Ivana, una damnificada, relata desde un hotel la odisea con su pareja, el trauma psicológico por la falta de comunicación inicial el viernes y el miedo a un nuevo colapso. Teresa, enfermera del Hospital Garrahan con un hijo discapacitado, pide prioridad y visibilización de la catástrofe. Los vecinos denuncian años de filtraciones y rajaduras ignoradas, y arman colectas en redes para pagar peritos de parte, ya que deben asumir costos judiciales pese a pagar cuotas mensuales.
Fernando Burlando, abogado de muchas víctimas, exige soluciones habitacionales urgentes, evaluación de riesgos estructurales y avances en la investigación penal.
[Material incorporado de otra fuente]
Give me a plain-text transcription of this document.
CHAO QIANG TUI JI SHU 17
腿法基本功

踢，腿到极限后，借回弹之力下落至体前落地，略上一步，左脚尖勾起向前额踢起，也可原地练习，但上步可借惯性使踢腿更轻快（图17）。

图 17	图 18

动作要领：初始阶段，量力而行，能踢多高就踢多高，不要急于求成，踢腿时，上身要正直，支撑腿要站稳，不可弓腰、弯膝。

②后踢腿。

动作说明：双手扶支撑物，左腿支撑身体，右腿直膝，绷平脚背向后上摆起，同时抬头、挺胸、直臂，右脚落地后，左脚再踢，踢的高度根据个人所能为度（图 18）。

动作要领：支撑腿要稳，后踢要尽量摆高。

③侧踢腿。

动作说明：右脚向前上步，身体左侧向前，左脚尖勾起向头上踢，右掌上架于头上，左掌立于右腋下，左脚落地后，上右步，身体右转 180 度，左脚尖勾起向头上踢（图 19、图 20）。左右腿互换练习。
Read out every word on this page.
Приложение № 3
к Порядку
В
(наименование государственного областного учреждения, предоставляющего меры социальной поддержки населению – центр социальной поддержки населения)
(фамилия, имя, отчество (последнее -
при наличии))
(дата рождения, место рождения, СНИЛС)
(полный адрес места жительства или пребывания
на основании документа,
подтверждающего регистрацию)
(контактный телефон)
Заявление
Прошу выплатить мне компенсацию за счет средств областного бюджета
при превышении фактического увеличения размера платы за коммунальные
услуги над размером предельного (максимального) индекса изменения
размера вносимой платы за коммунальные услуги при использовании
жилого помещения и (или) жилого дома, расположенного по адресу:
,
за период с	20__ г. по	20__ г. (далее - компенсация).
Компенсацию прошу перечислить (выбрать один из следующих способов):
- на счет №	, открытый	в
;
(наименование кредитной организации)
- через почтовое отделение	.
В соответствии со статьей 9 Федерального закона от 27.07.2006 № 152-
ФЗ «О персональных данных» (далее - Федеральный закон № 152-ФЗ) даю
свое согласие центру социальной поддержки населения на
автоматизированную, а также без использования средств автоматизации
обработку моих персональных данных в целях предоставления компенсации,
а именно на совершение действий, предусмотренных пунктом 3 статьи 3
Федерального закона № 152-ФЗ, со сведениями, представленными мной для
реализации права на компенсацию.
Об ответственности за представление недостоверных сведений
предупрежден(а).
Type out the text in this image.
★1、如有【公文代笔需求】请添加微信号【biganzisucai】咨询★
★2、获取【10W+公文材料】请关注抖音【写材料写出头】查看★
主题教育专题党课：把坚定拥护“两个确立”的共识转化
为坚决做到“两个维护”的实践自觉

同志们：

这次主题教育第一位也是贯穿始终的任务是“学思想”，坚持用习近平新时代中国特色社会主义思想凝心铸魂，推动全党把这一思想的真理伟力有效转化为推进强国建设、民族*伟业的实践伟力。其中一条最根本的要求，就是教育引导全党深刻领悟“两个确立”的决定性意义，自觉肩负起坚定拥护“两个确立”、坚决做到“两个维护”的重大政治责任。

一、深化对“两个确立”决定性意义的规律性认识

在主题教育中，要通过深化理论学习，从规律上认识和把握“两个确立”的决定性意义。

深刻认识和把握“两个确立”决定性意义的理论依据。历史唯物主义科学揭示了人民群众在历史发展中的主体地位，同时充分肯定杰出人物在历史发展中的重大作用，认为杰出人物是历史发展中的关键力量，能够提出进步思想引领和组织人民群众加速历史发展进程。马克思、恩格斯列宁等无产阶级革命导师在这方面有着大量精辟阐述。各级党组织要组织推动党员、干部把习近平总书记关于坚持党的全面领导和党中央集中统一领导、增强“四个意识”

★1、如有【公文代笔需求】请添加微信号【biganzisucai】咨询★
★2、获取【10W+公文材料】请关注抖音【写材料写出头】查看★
El Gobierno de la Ciudad cubre hoteles temporalmente y organiza el operativo, pero sin certeza de retorno. Los damnificados enfrentan dualidad entre apego al hogar y pánico por rajaduras visibles y el ruido del colapso en el sector 1 de 14 hectáreas.
El viernes hubo conflictos con policía y desconexión total, agravando el estrés. Hoy, unidades de bomberos refuerzan el lugar, limitado hasta las 14 horas por corte de luz, mientras vecinos esperan en Mafalda con mates, agotados pero firmes en reclamos.